"Don't you think he's got a sort of a far-away look? Especially about the mouth and nose?"

Whether it was from being stared at or for some other reason, but by this time Mr. Rickman had certainly become a little distant. He was not getting on well with anybody or anything, not even with Mrs. Downey's excellent dinner, nor yet with the claret, an extra ordered for his private drinking, always to Mrs. Downey's secret trepidation. She gave a half-timid, half-tender look at him and signalled to her ladies to withdraw. She herself remained behind, superintending the removal of the feast; keeping a motherly eye, too, on the poor boy and his claret. Ever since that one dreadful Sunday morning when she had found him asleep in full evening dress upon his bedroom floor, Mrs. Downey was always expecting to see him drop under the table. He had never done it yet, but there was no knowing when he mightn't.

Whatever the extent of Mr. Rickman's alleged intemperance, his was not the vice of the solitary drinker, and to-night the claret was nearly all drunk by Spinks and Soper. It had the effect of waking in the commercial gentleman the demon of sociability that slept.

What Mr. Soper wanted to know was whether Rickman could recommend 'Armouth as a holiday resort? Could he tell him of any first-class commercial hotel or boarding-house down there? To which Rickman replied that he really couldn't tell him anything at all.

"Perhaps," said Mrs. Downey, peering over the edge of the table-cloth she was helping to fold. "Perhaps he has his reasons."

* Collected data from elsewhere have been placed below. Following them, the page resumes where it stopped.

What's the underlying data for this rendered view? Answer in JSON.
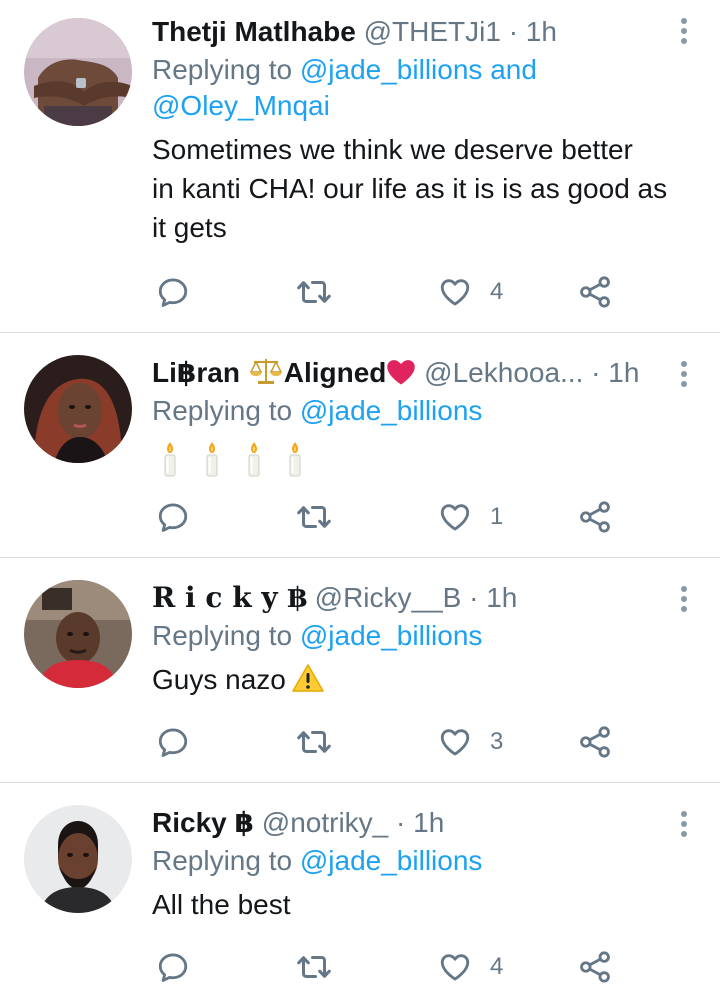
{
  "tweets": [
    {
      "name": "Thetji Matlhabe",
      "handle": "@THETJi1",
      "sep": "·",
      "time": "1h",
      "reply_prefix": "Replying to",
      "mentions_line1": "@jade_billions and",
      "mentions_line2": "@Oley_Mnqai",
      "text_lines": [
        "Sometimes we think we deserve better",
        "in kanti CHA! our life as it is is as good as",
        "it gets"
      ],
      "likes": "4"
    },
    {
      "name_part1": "Li฿ran",
      "name_part2": "Aligned",
      "handle": "@Lekhooa...",
      "sep": "·",
      "time": "1h",
      "reply_prefix": "Replying to",
      "mention": "@jade_billions",
      "likes": "1"
    },
    {
      "name": "R i c k y ฿",
      "handle": "@Ricky__B",
      "sep": "·",
      "time": "1h",
      "reply_prefix": "Replying to",
      "mention": "@jade_billions",
      "text": "Guys nazo",
      "likes": "3"
    },
    {
      "name": "Ricky ฿",
      "handle": "@notriky_",
      "sep": "·",
      "time": "1h",
      "reply_prefix": "Replying to",
      "mention": "@jade_billions",
      "text": "All the best",
      "likes": "4"
    }
  ],
  "colors": {
    "link": "#1da1f2",
    "muted": "#657786",
    "divider": "#d7dde2",
    "heart": "#e0245e"
  },
  "icons": [
    "reply-icon",
    "retweet-icon",
    "like-icon",
    "share-icon",
    "more-icon",
    "scales-emoji",
    "heart-emoji",
    "candle-emoji",
    "warning-emoji"
  ]
}
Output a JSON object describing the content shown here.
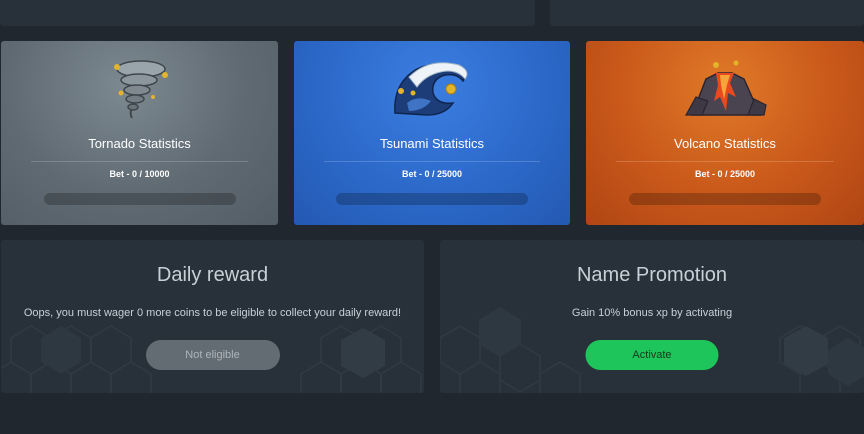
{
  "stats": [
    {
      "title": "Tornado Statistics",
      "bet": "Bet - 0 / 10000",
      "progress": 0
    },
    {
      "title": "Tsunami Statistics",
      "bet": "Bet - 0 / 25000",
      "progress": 0
    },
    {
      "title": "Volcano Statistics",
      "bet": "Bet - 0 / 25000",
      "progress": 0
    }
  ],
  "daily_reward": {
    "title": "Daily reward",
    "message": "Oops, you must wager 0 more coins to be eligible to collect your daily reward!",
    "button_label": "Not eligible"
  },
  "name_promotion": {
    "title": "Name Promotion",
    "message": "Gain 10% bonus xp by activating",
    "button_label": "Activate"
  },
  "icons": {
    "tornado": "tornado-icon",
    "tsunami": "tsunami-wave-icon",
    "volcano": "volcano-icon"
  },
  "colors": {
    "background": "#20272e",
    "panel": "#283139",
    "tornado_card": "#606b73",
    "tsunami_card": "#2c69c9",
    "volcano_card": "#c9581a",
    "activate_button": "#1ec55b",
    "disabled_button": "#636c73"
  }
}
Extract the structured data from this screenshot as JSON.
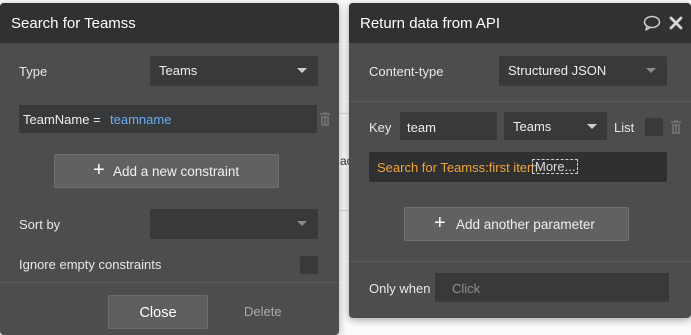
{
  "search_panel": {
    "title": "Search for Teamss",
    "type_label": "Type",
    "type_value": "Teams",
    "constraint_field": "TeamName =",
    "constraint_value": "teamname",
    "add_constraint_label": "Add a new constraint",
    "sort_by_label": "Sort by",
    "sort_by_value": "",
    "ignore_empty_label": "Ignore empty constraints",
    "close_label": "Close",
    "delete_label": "Delete"
  },
  "api_panel": {
    "title": "Return data from API",
    "content_type_label": "Content-type",
    "content_type_value": "Structured JSON",
    "key_label": "Key",
    "key_value": "team",
    "key_type_value": "Teams",
    "list_label": "List",
    "expression_text": "Search for Teamss:first item",
    "more_label": "More...",
    "add_parameter_label": "Add another parameter",
    "only_when_label": "Only when",
    "only_when_placeholder": "Click"
  },
  "background": {
    "partial_text": "ac"
  },
  "colors": {
    "panel": "#4b4d4e",
    "header": "#2f3133",
    "field": "#37393a",
    "accent_blue": "#6aaef0",
    "accent_orange": "#f0a43a"
  },
  "icons": [
    "plus-icon",
    "trash-icon",
    "chevron-down-icon",
    "comment-icon",
    "close-icon"
  ]
}
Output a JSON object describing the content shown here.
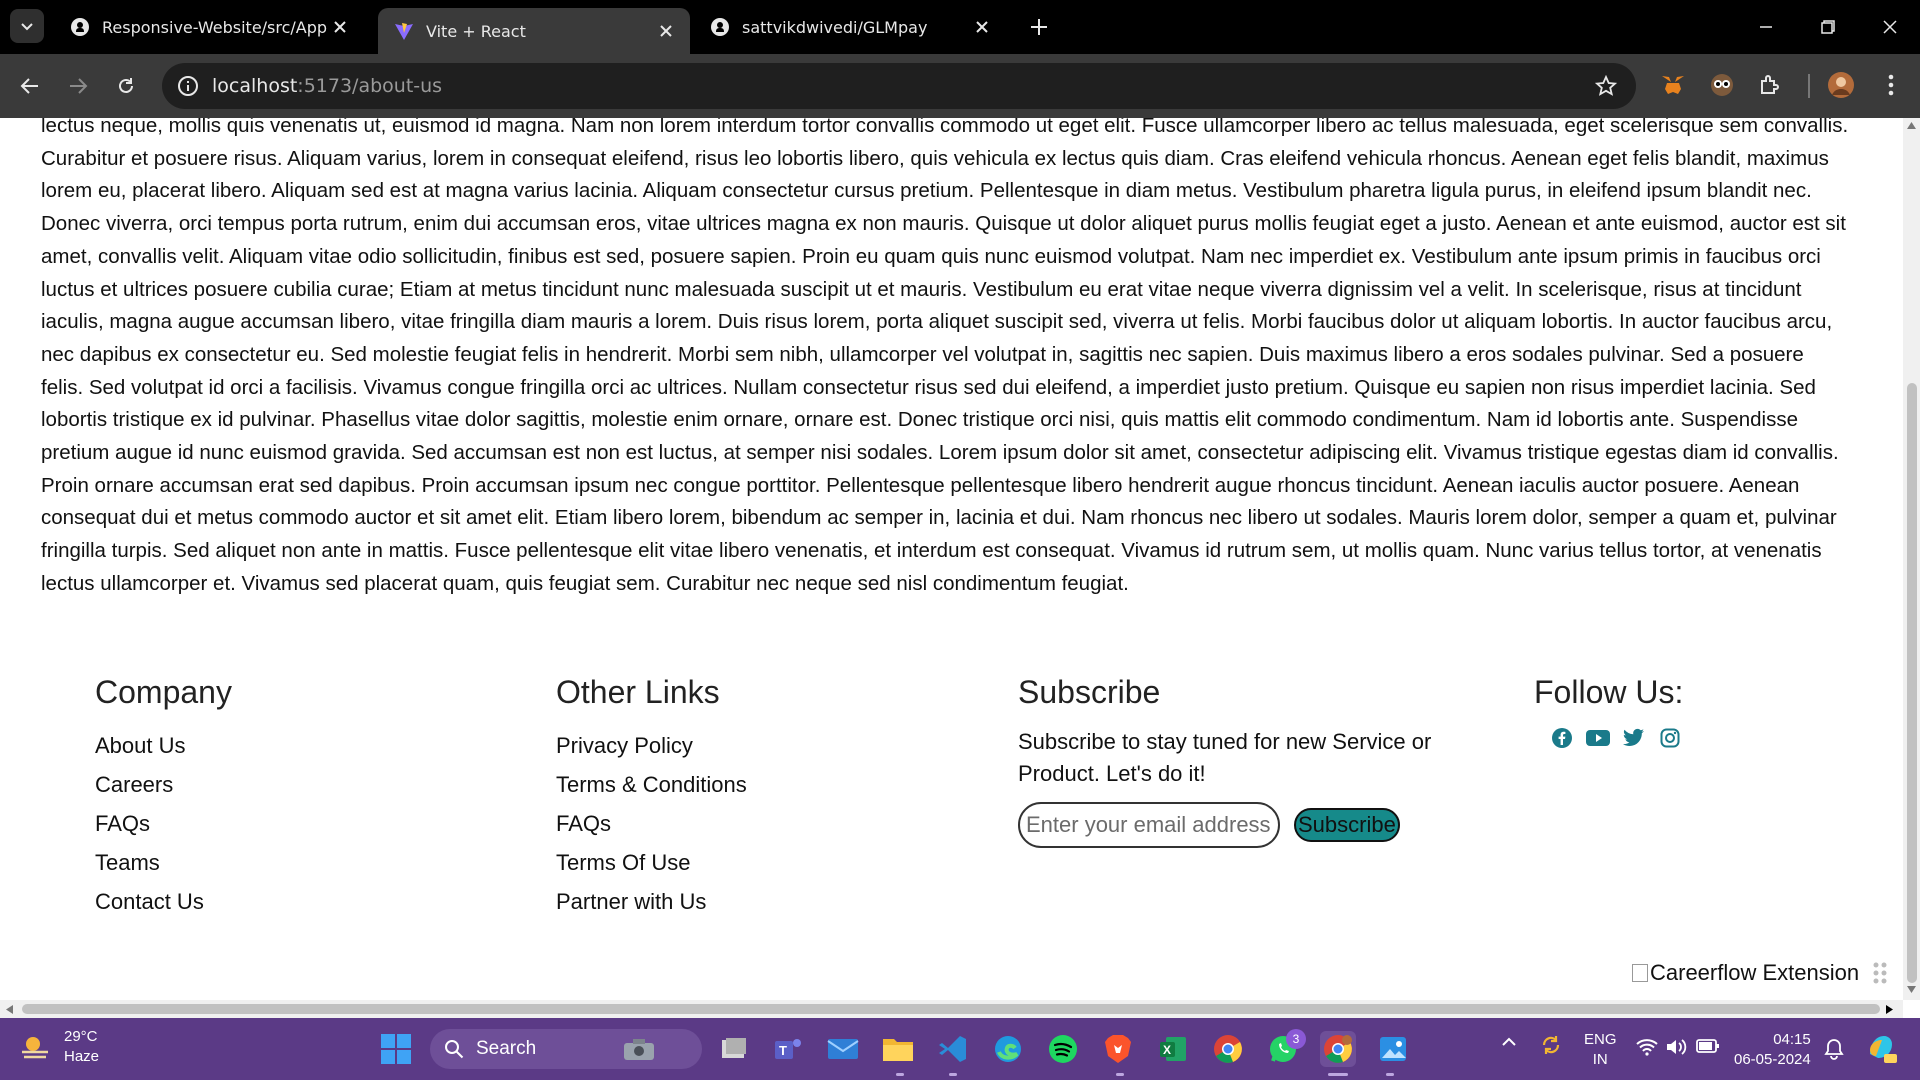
{
  "browser": {
    "tabs": [
      {
        "title": "Responsive-Website/src/App.jsx",
        "icon": "github-icon",
        "active": false
      },
      {
        "title": "Vite + React",
        "icon": "vite-icon",
        "active": true
      },
      {
        "title": "sattvikdwivedi/GLMpay",
        "icon": "github-icon",
        "active": false
      }
    ],
    "url_host": "localhost",
    "url_path": ":5173/about-us"
  },
  "article": {
    "text": "lectus neque, mollis quis venenatis ut, euismod id magna. Nam non lorem interdum tortor convallis commodo ut eget elit. Fusce ullamcorper libero ac tellus malesuada, eget scelerisque sem convallis. Curabitur et posuere risus. Aliquam varius, lorem in consequat eleifend, risus leo lobortis libero, quis vehicula ex lectus quis diam. Cras eleifend vehicula rhoncus. Aenean eget felis blandit, maximus lorem eu, placerat libero. Aliquam sed est at magna varius lacinia. Aliquam consectetur cursus pretium. Pellentesque in diam metus. Vestibulum pharetra ligula purus, in eleifend ipsum blandit nec. Donec viverra, orci tempus porta rutrum, enim dui accumsan eros, vitae ultrices magna ex non mauris. Quisque ut dolor aliquet purus mollis feugiat eget a justo. Aenean et ante euismod, auctor est sit amet, convallis velit. Aliquam vitae odio sollicitudin, finibus est sed, posuere sapien. Proin eu quam quis nunc euismod volutpat. Nam nec imperdiet ex. Vestibulum ante ipsum primis in faucibus orci luctus et ultrices posuere cubilia curae; Etiam at metus tincidunt nunc malesuada suscipit ut et mauris. Vestibulum eu erat vitae neque viverra dignissim vel a velit. In scelerisque, risus at tincidunt iaculis, magna augue accumsan libero, vitae fringilla diam mauris a lorem. Duis risus lorem, porta aliquet suscipit sed, viverra ut felis. Morbi faucibus dolor ut aliquam lobortis. In auctor faucibus arcu, nec dapibus ex consectetur eu. Sed molestie feugiat felis in hendrerit. Morbi sem nibh, ullamcorper vel volutpat in, sagittis nec sapien. Duis maximus libero a eros sodales pulvinar. Sed a posuere felis. Sed volutpat id orci a facilisis. Vivamus congue fringilla orci ac ultrices. Nullam consectetur risus sed dui eleifend, a imperdiet justo pretium. Quisque eu sapien non risus imperdiet lacinia. Sed lobortis tristique ex id pulvinar. Phasellus vitae dolor sagittis, molestie enim ornare, ornare est. Donec tristique orci nisi, quis mattis elit commodo condimentum. Nam id lobortis ante. Suspendisse pretium augue id nunc euismod gravida. Sed accumsan est non est luctus, at semper nisi sodales. Lorem ipsum dolor sit amet, consectetur adipiscing elit. Vivamus tristique egestas diam id convallis. Proin ornare accumsan erat sed dapibus. Proin accumsan ipsum nec congue porttitor. Pellentesque pellentesque libero hendrerit augue rhoncus tincidunt. Aenean iaculis auctor posuere. Aenean consequat dui et metus commodo auctor et sit amet elit. Etiam libero lorem, bibendum ac semper in, lacinia et dui. Nam rhoncus nec libero ut sodales. Mauris lorem dolor, semper a quam et, pulvinar fringilla turpis. Sed aliquet non ante in mattis. Fusce pellentesque elit vitae libero venenatis, et interdum est consequat. Vivamus id rutrum sem, ut mollis quam. Nunc varius tellus tortor, at venenatis lectus ullamcorper et. Vivamus sed placerat quam, quis feugiat sem. Curabitur nec neque sed nisl condimentum feugiat."
  },
  "footer": {
    "company": {
      "heading": "Company",
      "links": [
        "About Us",
        "Careers",
        "FAQs",
        "Teams",
        "Contact Us"
      ]
    },
    "other_links": {
      "heading": "Other Links",
      "links": [
        "Privacy Policy",
        "Terms & Conditions",
        "FAQs",
        "Terms Of Use",
        "Partner with Us"
      ]
    },
    "subscribe": {
      "heading": "Subscribe",
      "text": "Subscribe to stay tuned for new Service or Product. Let's do it!",
      "email_placeholder": "Enter your email address",
      "button_label": "Subscribe"
    },
    "follow": {
      "heading": "Follow Us:",
      "icons": [
        "facebook-icon",
        "youtube-icon",
        "twitter-icon",
        "instagram-icon"
      ],
      "icon_color": "#1a7a8a"
    }
  },
  "careerflow": {
    "alt_text": "Careerflow Extension"
  },
  "taskbar": {
    "weather_temp": "29°C",
    "weather_desc": "Haze",
    "search_label": "Search",
    "whatsapp_badge": "3",
    "lang_line1": "ENG",
    "lang_line2": "IN",
    "time": "04:15",
    "date": "06-05-2024",
    "accent": "#5b3a86"
  }
}
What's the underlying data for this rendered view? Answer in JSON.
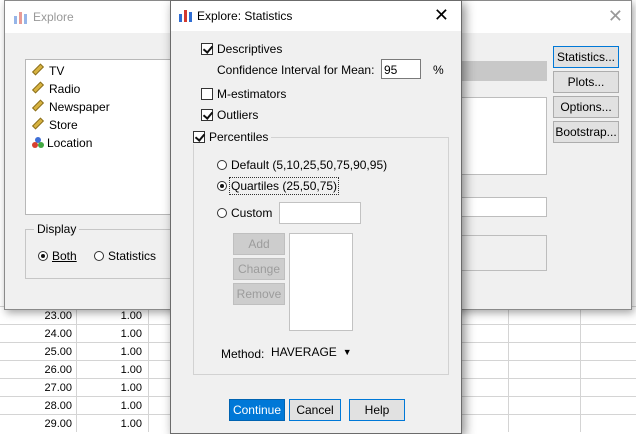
{
  "sheet": {
    "rows": [
      {
        "a": "23.00",
        "b": "1.00"
      },
      {
        "a": "24.00",
        "b": "1.00"
      },
      {
        "a": "25.00",
        "b": "1.00"
      },
      {
        "a": "26.00",
        "b": "1.00"
      },
      {
        "a": "27.00",
        "b": "1.00"
      },
      {
        "a": "28.00",
        "b": "1.00"
      },
      {
        "a": "29.00",
        "b": "1.00"
      }
    ]
  },
  "explore": {
    "title": "Explore",
    "variables": [
      {
        "label": "TV",
        "type": "scale"
      },
      {
        "label": "Radio",
        "type": "scale"
      },
      {
        "label": "Newspaper",
        "type": "scale"
      },
      {
        "label": "Store",
        "type": "scale"
      },
      {
        "label": "Location",
        "type": "nominal"
      }
    ],
    "buttons": {
      "statistics": "Statistics...",
      "plots": "Plots...",
      "options": "Options...",
      "bootstrap": "Bootstrap..."
    },
    "display": {
      "legend": "Display",
      "both": "Both",
      "statistics": "Statistics"
    }
  },
  "stats": {
    "title": "Explore: Statistics",
    "descriptives": "Descriptives",
    "ci_label": "Confidence Interval for Mean:",
    "ci_value": "95",
    "ci_unit": "%",
    "m_estimators": "M-estimators",
    "outliers": "Outliers",
    "percentiles": "Percentiles",
    "default": "Default (5,10,25,50,75,90,95)",
    "quartiles": "Quartiles (25,50,75)",
    "custom": "Custom",
    "add": "Add",
    "change": "Change",
    "remove": "Remove",
    "method_label": "Method:",
    "method_value": "HAVERAGE",
    "continue": "Continue",
    "cancel": "Cancel",
    "help": "Help"
  },
  "colors": {
    "accent": "#0078d7",
    "dialog_bg": "#f0f0f0"
  }
}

The claret had made Mr. Soper not only sociable but jocose. "Reasons? That's a new name for 'em. If he don't want more than one at a time, I wish he'd introduce the rest of 'em to me."

"I daresay he would be very happy, if he thought you would understand them, Mr. Soper."

"Understand 'em? Why, I don't suppose they talk Greek."

"Ryzors," said Spinks indignantly, "could give 'em points if they did. He speaks the language."

Mr. Soper replied that in that case perhaps Mr. Rickman would oblige him with the Greek for "crumby bits."